Le sourire carnassier qu'elle lui décocha fit remonter un frisson le long du dos d'Eva. Elle secoua la tête en cherchant sur ses traits tirés le signe qu'il ne s'agissait que d'une mauvaise plaisanterie, mais Cléo ne souriait pas le moins du monde. Elle attendait, contente d'elle visiblement, qu'Eva la félicite de sa lumineuse stratégie.

— Tu es complètement folle ! Toute cette histoire finira mal. Non seulement tu le sous-estimes mais tu te surestimes, toi. Depuis quand est-ce que tu t'y connais en programmation ? Même s'il acceptait de te donner accès à ses outils, ce qui, laisse-moi de te le dire clairement, relève de l'utopie, qu'est-ce que tu en ferais, grand Dieu ?

— Je m'en servirais pour obtenir des informations à son sujet, pardi ! Qui il est, ce qu'il fait dans la vie, ce genre de choses. Et pour réunir des preuves de la manière dont il s'insinue dans chacune de mes simulations. Les Détects ne me croiront jamais sur ma bonne mine !

— Mais comment, Cléo ? Tu n'y connais rien, enfin !

Eva s'énervait, et le ton montait. La naïveté de Cléo la rendait dingue, elle se rendait bien compte de son impuissance à lui faire entendre raison. Elle avait peur pour son amie, et ça la rendait nerveuse, fébrile presque. Elle jeta un coup d'œil alentour, et constata qu'elles étaient au centre de l'attention. Dédiant un sourire d'excuse aux gens qui les dévisageaient avec curiosité, elle expira longuement pour se calmer, et fit signe à Cléo qu'elles devaient baisser d'un ton. Cette dernière hocha la tête, mais elle avait l'air mal à l'aise à présent, et un regain d'inquiétude envahit Eva. Cela n'augurait rien de bon.

— Il y a ce gars au boulot qui...

— Quoi ? Non, ce n'est pas vrai ! Ne me dis pas que tu en as parlé à ton boulot !

— J'ai besoin d'aide, Eva, tu l'as dit toi-même ! C'est un ami, un type bien, on se connaît depuis plusieurs mois, et il est passionné par tout ça. Il dit qu'on peut s'introduire dans la Neuromatrice grâce à une dérivation corticale ou... enfin, quelque chose comme ça. Et que c'est sûrement ce que fait Elie.

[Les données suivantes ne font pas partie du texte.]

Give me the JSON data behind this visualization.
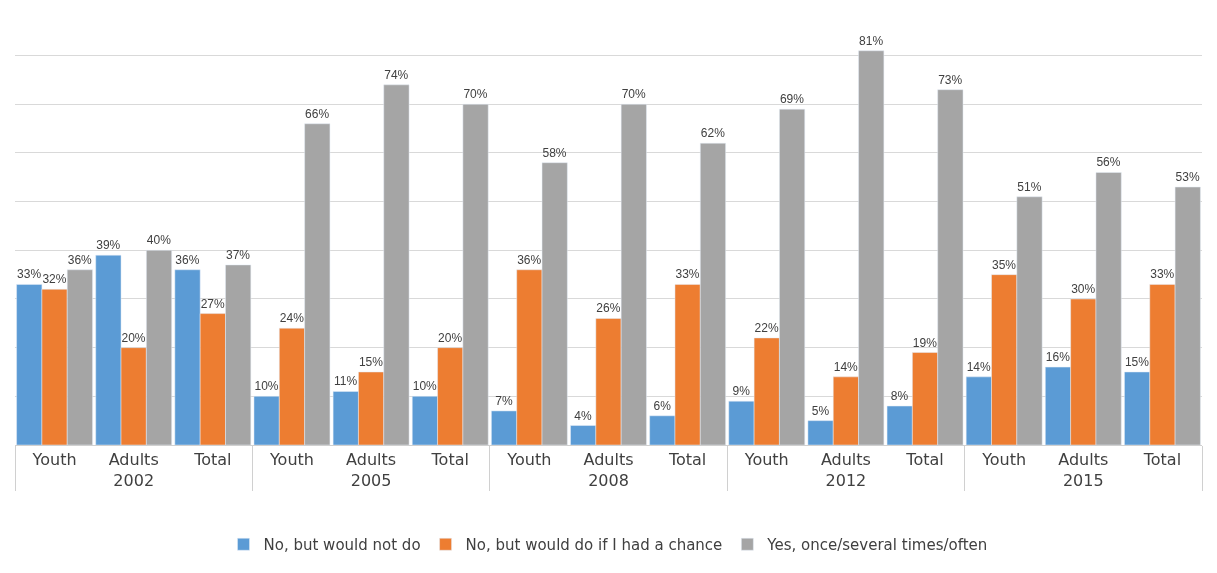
{
  "chart_data": {
    "type": "bar",
    "categories": [
      "Youth",
      "Adults",
      "Total",
      "Youth",
      "Adults",
      "Total",
      "Youth",
      "Adults",
      "Total",
      "Youth",
      "Adults",
      "Total",
      "Youth",
      "Adults",
      "Total"
    ],
    "annotations": [
      "2002",
      "2005",
      "2008",
      "2012",
      "2015"
    ],
    "relative": false,
    "series": [
      {
        "name": "No, but would not do",
        "color": "#5b9bd5",
        "values": [
          33,
          39,
          36,
          10,
          11,
          10,
          7,
          4,
          6,
          9,
          5,
          8,
          14,
          16,
          15
        ],
        "value_labels": [
          "33%",
          "39%",
          "36%",
          "10%",
          "11%",
          "10%",
          "7%",
          "4%",
          "6%",
          "9%",
          "5%",
          "8%",
          "14%",
          "16%",
          "15%"
        ]
      },
      {
        "name": "No, but would do if I had a chance",
        "color": "#ed7d31",
        "values": [
          32,
          20,
          27,
          24,
          15,
          20,
          36,
          26,
          33,
          22,
          14,
          19,
          35,
          30,
          33
        ],
        "value_labels": [
          "32%",
          "20%",
          "27%",
          "24%",
          "15%",
          "20%",
          "36%",
          "26%",
          "33%",
          "22%",
          "14%",
          "19%",
          "35%",
          "30%",
          "33%"
        ]
      },
      {
        "name": "Yes, once/several times/often",
        "color": "#a5a5a5",
        "values": [
          36,
          40,
          37,
          66,
          74,
          70,
          58,
          70,
          62,
          69,
          81,
          73,
          51,
          56,
          53
        ],
        "value_labels": [
          "36%",
          "40%",
          "37%",
          "66%",
          "74%",
          "70%",
          "58%",
          "70%",
          "62%",
          "69%",
          "81%",
          "73%",
          "51%",
          "56%",
          "53%"
        ]
      }
    ],
    "grid": "y",
    "legend": "bottom",
    "tick_labels": "x"
  }
}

Eva se frotta le front en un geste impuissant. Elle ne réussirait jamais à détourner Cléo de son projet fou, elle s'en rendait compte à présent, surtout si elle avait trouvé quelqu'un d'autre pour alimenter son délire. Elle sourit d'un air malheureux. Il ne lui restait plus qu'une seule chose à faire : s'efforcer de limiter les dégâts.

— Et il s'appelle comment ton sauveur ?

— Maël. Il a 24 ans et il est d'une gentillesse à toute épreuve, puisque tu veux tout savoir. Il ne fait pas ça avec des intentions malhonnêtes, je ne l'intéresse pas, si c'est ce qui t'inquiète. Ce n'est pas un hacker, c'est juste qu'il aime ça, c'est sa passion, tu comprends. Selon lui, on doit pouvoir introduire un nanovirus dans l'implant d'Elie, et étant donné ce qu'il m'a fait, il serait prêt à m'aider. Il a reconnu que ce ne serait pas sans danger, mais si Elie lui-même nous ouvre les portes, ça pourrait fonctionner.

Ce ne serait pas sans danger... Oui, ça, Eva voulait bien le croire.